# is CMOS better than DX RGB sensor?



## spazmonkeyy (Feb 20, 2008)

looking for some input on this whole sensor stuff?

I noticed that the Canon XTi uses the hailed CMOS, but
its rival...the Nikon D40x uses a DX RGB sensor.

is there anything better or worse about either regarding
quality of image?


----------



## shorty6049 (Feb 20, 2008)

i thought the nikon used a CCD sensor...


in any case, i'm sure CMOS is probably better....


----------



## Garbz (Feb 22, 2008)

Err no. You can argue the merits of CMOS vs CCD all day. The fact is one runs at a lower voltage then the other. That's about where the non-technical differences end. In terms of quality there are good and bad implementations of both. However the move recently is towards CMOS sensors. 

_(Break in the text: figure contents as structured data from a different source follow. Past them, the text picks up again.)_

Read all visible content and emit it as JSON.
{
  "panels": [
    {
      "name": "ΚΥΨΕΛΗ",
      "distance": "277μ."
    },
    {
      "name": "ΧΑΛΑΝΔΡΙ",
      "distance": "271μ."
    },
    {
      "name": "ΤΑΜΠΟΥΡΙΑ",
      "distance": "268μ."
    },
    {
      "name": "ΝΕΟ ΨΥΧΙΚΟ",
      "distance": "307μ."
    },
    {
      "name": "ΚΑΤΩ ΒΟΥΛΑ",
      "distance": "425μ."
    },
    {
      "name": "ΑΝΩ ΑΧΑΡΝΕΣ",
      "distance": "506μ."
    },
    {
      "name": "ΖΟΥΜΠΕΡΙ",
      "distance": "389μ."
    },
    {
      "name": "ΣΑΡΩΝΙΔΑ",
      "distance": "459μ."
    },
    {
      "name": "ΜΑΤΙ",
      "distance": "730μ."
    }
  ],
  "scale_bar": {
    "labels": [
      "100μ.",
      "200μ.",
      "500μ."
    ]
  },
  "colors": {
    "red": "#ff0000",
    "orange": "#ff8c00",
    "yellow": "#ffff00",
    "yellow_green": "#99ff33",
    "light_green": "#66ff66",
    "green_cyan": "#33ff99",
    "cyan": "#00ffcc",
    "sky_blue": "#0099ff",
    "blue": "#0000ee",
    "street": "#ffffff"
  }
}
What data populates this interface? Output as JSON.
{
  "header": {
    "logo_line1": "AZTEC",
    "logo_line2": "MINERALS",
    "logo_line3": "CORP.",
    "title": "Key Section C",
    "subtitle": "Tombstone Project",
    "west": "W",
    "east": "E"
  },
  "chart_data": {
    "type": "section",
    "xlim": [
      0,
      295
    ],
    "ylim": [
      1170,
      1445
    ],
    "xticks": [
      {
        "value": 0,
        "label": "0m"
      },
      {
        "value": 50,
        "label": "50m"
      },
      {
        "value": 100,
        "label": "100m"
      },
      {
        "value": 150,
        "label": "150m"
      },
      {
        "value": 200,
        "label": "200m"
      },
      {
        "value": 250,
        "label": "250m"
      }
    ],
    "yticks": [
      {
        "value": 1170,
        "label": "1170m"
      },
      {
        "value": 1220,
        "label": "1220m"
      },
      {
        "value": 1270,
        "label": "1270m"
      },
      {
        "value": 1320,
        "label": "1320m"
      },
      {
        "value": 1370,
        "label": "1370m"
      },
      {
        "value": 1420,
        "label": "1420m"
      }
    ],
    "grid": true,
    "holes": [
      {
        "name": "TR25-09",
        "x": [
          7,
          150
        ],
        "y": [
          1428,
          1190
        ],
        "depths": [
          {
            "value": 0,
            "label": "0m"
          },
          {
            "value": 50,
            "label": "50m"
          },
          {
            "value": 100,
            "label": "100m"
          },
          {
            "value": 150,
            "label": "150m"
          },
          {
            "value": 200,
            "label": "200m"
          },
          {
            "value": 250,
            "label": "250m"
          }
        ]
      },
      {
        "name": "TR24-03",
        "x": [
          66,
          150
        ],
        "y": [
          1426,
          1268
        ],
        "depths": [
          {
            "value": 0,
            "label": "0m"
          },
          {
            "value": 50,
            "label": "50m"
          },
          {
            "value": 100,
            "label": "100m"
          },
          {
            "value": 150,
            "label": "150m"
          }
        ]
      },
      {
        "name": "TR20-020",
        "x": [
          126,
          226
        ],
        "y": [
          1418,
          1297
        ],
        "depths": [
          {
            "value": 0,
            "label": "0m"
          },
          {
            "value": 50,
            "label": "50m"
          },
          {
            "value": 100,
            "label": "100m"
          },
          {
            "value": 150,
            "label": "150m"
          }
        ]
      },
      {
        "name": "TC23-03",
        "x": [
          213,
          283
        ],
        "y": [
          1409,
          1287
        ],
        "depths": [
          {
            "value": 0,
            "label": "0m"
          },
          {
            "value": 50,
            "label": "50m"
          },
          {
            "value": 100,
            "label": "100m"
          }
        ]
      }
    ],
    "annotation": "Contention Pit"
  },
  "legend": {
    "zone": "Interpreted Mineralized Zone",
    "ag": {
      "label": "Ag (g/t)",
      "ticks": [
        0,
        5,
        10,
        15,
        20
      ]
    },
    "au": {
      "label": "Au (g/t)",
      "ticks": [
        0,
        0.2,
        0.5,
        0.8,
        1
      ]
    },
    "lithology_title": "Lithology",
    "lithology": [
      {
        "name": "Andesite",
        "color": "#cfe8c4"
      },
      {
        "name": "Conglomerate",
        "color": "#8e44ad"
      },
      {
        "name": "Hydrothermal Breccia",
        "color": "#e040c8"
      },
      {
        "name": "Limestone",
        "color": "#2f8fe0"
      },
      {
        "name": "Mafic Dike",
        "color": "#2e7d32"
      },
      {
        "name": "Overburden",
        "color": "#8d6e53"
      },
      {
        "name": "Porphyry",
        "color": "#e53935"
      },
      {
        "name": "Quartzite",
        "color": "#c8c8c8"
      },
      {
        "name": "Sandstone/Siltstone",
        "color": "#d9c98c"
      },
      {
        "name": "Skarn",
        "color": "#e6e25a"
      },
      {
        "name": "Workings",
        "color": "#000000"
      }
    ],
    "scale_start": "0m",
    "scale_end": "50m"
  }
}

RGB is the colour format and that's not quite right. Nikon, Canon and all but sigma use a RGBG Beyer array filter. Sigma use a ??Fovern?? or something like that filter where each pixel picks up full colour.

DX is the sensor size. DX = APS-C which is the same as All canons except for the 5D, and 1Ds cameras, and all Nikons except for the D3 FX


----------



## shorty6049 (Feb 22, 2008)

foveon*


----------



## Garbz (Feb 22, 2008)

I was much closer than I thought I was. Thanks.


----------



## brileyphotog (Feb 23, 2008)

I'm pretty sure that Nikon uses/has used both CCD and CMOS sensors, depending on the model. I think most of their P&S cameras have CCD sensors.


----------



## lifeafter2am (Feb 23, 2008)

shorty6049 said:


> i thought the nikon used a CCD sensor...
> 
> 
> in any case, i'm sure CMOS is probably better....



The D3 and D300 both use CMOS sensors.


----------



## Garbz (Feb 23, 2008)

And just to completely screw with your minds the D2H used a JMOS sensor


----------



## kobayashi (Feb 24, 2008)

Also D2X and D2Xs use some Nikon implementation of CMOS sensor, supposedly produced by Sony (completely or partially), named JFET-LBCAST (Lateral Buried Charge Accumulator and Sensing Transistor array).
It is roumored that Nikon FX sensor is also developed by Nikon and is based on this sensor, but there are no confirmations that the sensor is produced by Sony. However, some claim that only chips are made by some other company, while implementations of microlens and other things are done by Nikon.


----------